HOUSTON -- The Astros extended their player development contract with Class A Lancaster of the California League on Thursday, meaning their affiliation with the JetHawks will continue through the 2016 season. The partnership between the Astros and Lancaster began in 2009.
"We have a wonderful partnership with the JetHawks and are very excited to extend our player development contract," Astros directory of player development Quinton McCracken said. "We look forward to fielding exciting championship players and teams in Lancaster in the upcoming years."
Lancaster has been the winningest organization in the California League for the past three seasons, posting a 233-182 (.561) combined record since 2012. The California League, specifically Lancaster, hasn't always been an easy stop for young pitchers. Mark Appel, the top pick in the 2013 First-Year Player Draft, struggled this year at Lancaster and was moved to Double-A Corpus Christi, where he has pitched better.
Earlier this week, the Astros extended their PDC at Class A Quad Cities of the Midwest League, though it appears they will have to find a new home for their Triple-A club. It was reported last week that a group affiliated with the Dodgers was going to purchase the Oklahoma City franchise and move the club's Triple-A operations there.
The JetHawks have gone 77-58 (.570) this season, and they have already qualified for a playoff spot by winning their first-half division title. Last year, the club went 82-58 and won both the first- and second-half division titles. In 2012, the JetHawks won their first California League championship.

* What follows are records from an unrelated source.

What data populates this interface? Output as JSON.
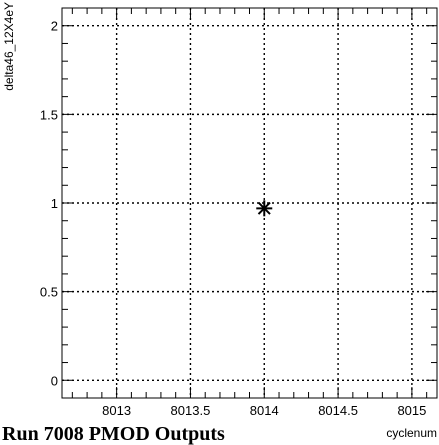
{
  "chart_data": {
    "type": "scatter",
    "xlabel": "cyclenum",
    "ylabel": "delta46_12X4eY",
    "xlim": [
      8012.63,
      8015.17
    ],
    "ylim": [
      -0.1,
      2.1
    ],
    "grid": true,
    "x_ticks": [
      8013,
      8013.5,
      8014,
      8014.5,
      8015
    ],
    "x_tick_labels": [
      "8013",
      "8013.5",
      "8014",
      "8014.5",
      "8015"
    ],
    "y_ticks": [
      0,
      0.5,
      1,
      1.5,
      2
    ],
    "y_tick_labels": [
      "0",
      "0.5",
      "1",
      "1.5",
      "2"
    ],
    "series": [
      {
        "marker": "asterisk",
        "color": "#000000",
        "x": [
          8014
        ],
        "y": [
          0.97
        ]
      }
    ]
  },
  "caption": "Run 7008 PMOD Outputs"
}
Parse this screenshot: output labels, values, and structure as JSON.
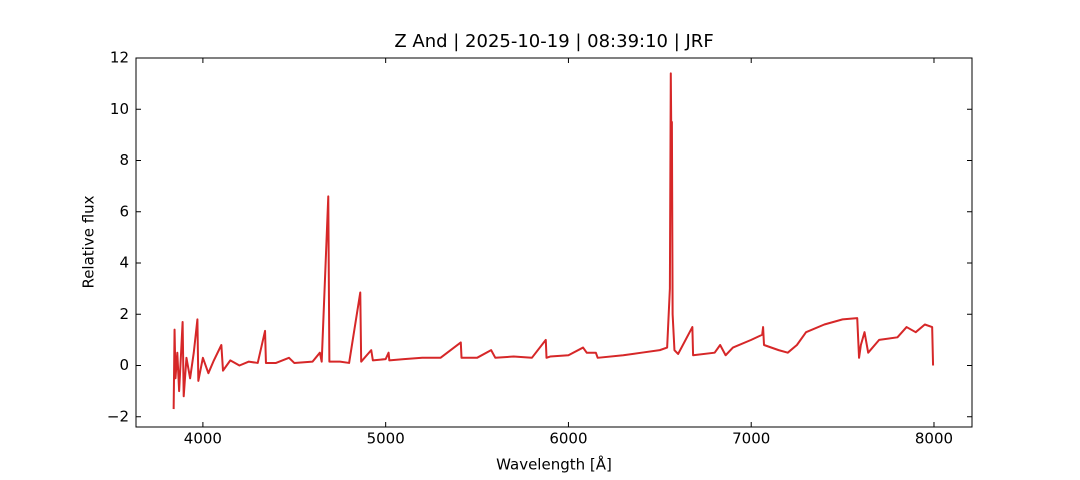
{
  "chart_data": {
    "type": "line",
    "title": "Z And | 2025-10-19 | 08:39:10 | JRF",
    "xlabel": "Wavelength [Å]",
    "ylabel": "Relative flux",
    "color": "#d62728",
    "x": [
      3840,
      3845,
      3850,
      3860,
      3870,
      3880,
      3889,
      3895,
      3910,
      3930,
      3950,
      3970,
      3975,
      4000,
      4030,
      4060,
      4101,
      4110,
      4150,
      4200,
      4250,
      4300,
      4340,
      4345,
      4400,
      4471,
      4500,
      4600,
      4640,
      4650,
      4686,
      4692,
      4750,
      4800,
      4861,
      4866,
      4921,
      4930,
      5000,
      5016,
      5020,
      5100,
      5200,
      5300,
      5411,
      5415,
      5500,
      5577,
      5600,
      5700,
      5800,
      5876,
      5880,
      5900,
      6000,
      6080,
      6100,
      6150,
      6160,
      6300,
      6400,
      6500,
      6540,
      6555,
      6560,
      6563,
      6566,
      6570,
      6580,
      6600,
      6678,
      6682,
      6800,
      6830,
      6860,
      6900,
      7000,
      7060,
      7065,
      7070,
      7150,
      7200,
      7250,
      7300,
      7400,
      7500,
      7580,
      7590,
      7600,
      7620,
      7640,
      7700,
      7800,
      7850,
      7900,
      7950,
      7990,
      7995
    ],
    "values": [
      -1.7,
      1.4,
      -0.5,
      0.5,
      -1.0,
      0.4,
      1.7,
      -1.2,
      0.3,
      -0.5,
      0.5,
      1.8,
      -0.6,
      0.3,
      -0.3,
      0.2,
      0.8,
      -0.2,
      0.2,
      0.0,
      0.15,
      0.1,
      1.35,
      0.1,
      0.1,
      0.3,
      0.1,
      0.15,
      0.5,
      0.15,
      6.6,
      0.15,
      0.15,
      0.1,
      2.85,
      0.15,
      0.6,
      0.2,
      0.25,
      0.5,
      0.2,
      0.25,
      0.3,
      0.3,
      0.9,
      0.3,
      0.3,
      0.6,
      0.3,
      0.35,
      0.3,
      1.0,
      0.3,
      0.35,
      0.4,
      0.7,
      0.5,
      0.5,
      0.3,
      0.4,
      0.5,
      0.6,
      0.7,
      3,
      11.4,
      8.8,
      9.5,
      2,
      0.6,
      0.45,
      1.5,
      0.4,
      0.5,
      0.8,
      0.4,
      0.7,
      1.0,
      1.2,
      1.5,
      0.8,
      0.6,
      0.5,
      0.8,
      1.3,
      1.6,
      1.8,
      1.85,
      0.3,
      0.8,
      1.3,
      0.5,
      1.0,
      1.1,
      1.5,
      1.3,
      1.6,
      1.5,
      0.0
    ],
    "xlim": [
      3634,
      8208
    ],
    "xticks": [
      4000,
      5000,
      6000,
      7000,
      8000
    ],
    "ylim": [
      -2.4,
      12
    ],
    "yticks": [
      {
        "value": -2,
        "label": "−2"
      },
      0,
      2,
      4,
      6,
      8,
      10,
      12
    ]
  }
}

"Coming on the heels of another season of on-field success featuring high-profile prospects, we are excited to continue our partnership with Houston," JetHawks vice president Brad Seymour said. "The Astros continue to place a lot of focus on their Minor League system, and we are thrilled that the fans in the Antelope Valley will continue to have the opportunity to enjoy watching the talent from one of the highest-rated farm systems in baseball develop on their way to the Major League level."